A study by Karolinska Institutet in Sweden and Makerere University in Uganda finds that the malarial parasite hides in the placenta of pregnant women and this is the reason for pregnant women and children to suffer severe malaria.
Plasmodium falciparium is the worst of the four malaria parasites that infect man. It is particularly dangerous in that it also infects the placenta of pregnant women, with fatal consequences for both her and the foetus. This, combined with the often feeble medical resources of malaria-stricken countries, can lead to such serous complications that the mother dies during delivery.
For some reason, women in their first pregnancy lose the semi-immunity that is normally found in adults, explains Niloofar Rasti, a KI graduate student who has been working with the study. The placenta seems to be an anatomically favourable environment for a subpopulation of the parasites.
The research group from Karolinska Institutet, under the leadership of Professor Mats Wahlgren, has been working with colleagues from KI's partner university in Uganda to study in detail how the parasite infects the placenta. Their results, which are published in the American scientific journal PNAS, can enable the development of vaccines and therapies to combat severe malarial infections.
During one particular phase of its lifecycle, the parasite enters human red blood cells, where it produces proteins that attach themselves to receptors in the wall of the blood vessels. This causes the red blood cells to accumulate in organ capillaries, and gives rise to life-threatening symptoms. Adults who have been infected several times can become partly immune as their defence system gradually starts to recognise the parasite's proteins. When the placenta is formed, however, a new environment is introduced with a different set of receptors. This means that a new growth niche is made available to a subpopulation of the parasites.
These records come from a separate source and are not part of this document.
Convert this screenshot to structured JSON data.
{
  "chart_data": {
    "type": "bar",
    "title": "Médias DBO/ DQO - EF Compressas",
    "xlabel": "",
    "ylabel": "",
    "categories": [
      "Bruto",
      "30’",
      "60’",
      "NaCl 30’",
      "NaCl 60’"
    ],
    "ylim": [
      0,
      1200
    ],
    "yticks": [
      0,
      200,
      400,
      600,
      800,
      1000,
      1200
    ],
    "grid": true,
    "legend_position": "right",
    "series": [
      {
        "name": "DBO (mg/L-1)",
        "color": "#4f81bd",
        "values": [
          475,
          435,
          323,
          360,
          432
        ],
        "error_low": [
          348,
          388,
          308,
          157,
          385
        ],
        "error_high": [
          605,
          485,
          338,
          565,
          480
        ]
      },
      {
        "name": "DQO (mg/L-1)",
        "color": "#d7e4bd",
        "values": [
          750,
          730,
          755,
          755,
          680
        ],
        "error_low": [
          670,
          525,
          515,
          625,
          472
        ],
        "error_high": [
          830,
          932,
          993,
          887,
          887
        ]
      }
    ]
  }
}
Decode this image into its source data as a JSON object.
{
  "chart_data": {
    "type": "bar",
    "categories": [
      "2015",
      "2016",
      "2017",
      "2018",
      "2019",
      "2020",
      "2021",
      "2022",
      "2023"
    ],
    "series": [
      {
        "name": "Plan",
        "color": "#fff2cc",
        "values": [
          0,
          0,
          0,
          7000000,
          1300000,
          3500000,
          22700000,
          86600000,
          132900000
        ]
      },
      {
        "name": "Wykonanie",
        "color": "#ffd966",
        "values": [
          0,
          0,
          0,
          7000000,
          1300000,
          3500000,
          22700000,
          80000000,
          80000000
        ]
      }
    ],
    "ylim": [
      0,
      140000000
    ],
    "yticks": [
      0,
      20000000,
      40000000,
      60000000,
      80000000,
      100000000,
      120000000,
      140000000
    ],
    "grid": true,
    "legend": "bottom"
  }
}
Earlier studies have suggested that each protein from the parasite attaches to only one specific protein, a receptor, in the placenta. Ms Rasti and her colleagues suspected, however, that the natural mechanisms are more complex than laboratory studies have shown. They therefore collected and analysed placentas on site in Uganda.
'Most of the parasites we studied could bind to three different receptors in the placenta,' she says. 'This would mean that a future vaccine cannot be based on the principle of one protein-one receptor, as was previously believed.'
Now that scientists know that several placental receptors are involved in the binding mechanism, attention will be shifted to the parasite itself, and whether it produces many different surface proteins or if one and the same protein is able to bind to many host receptors.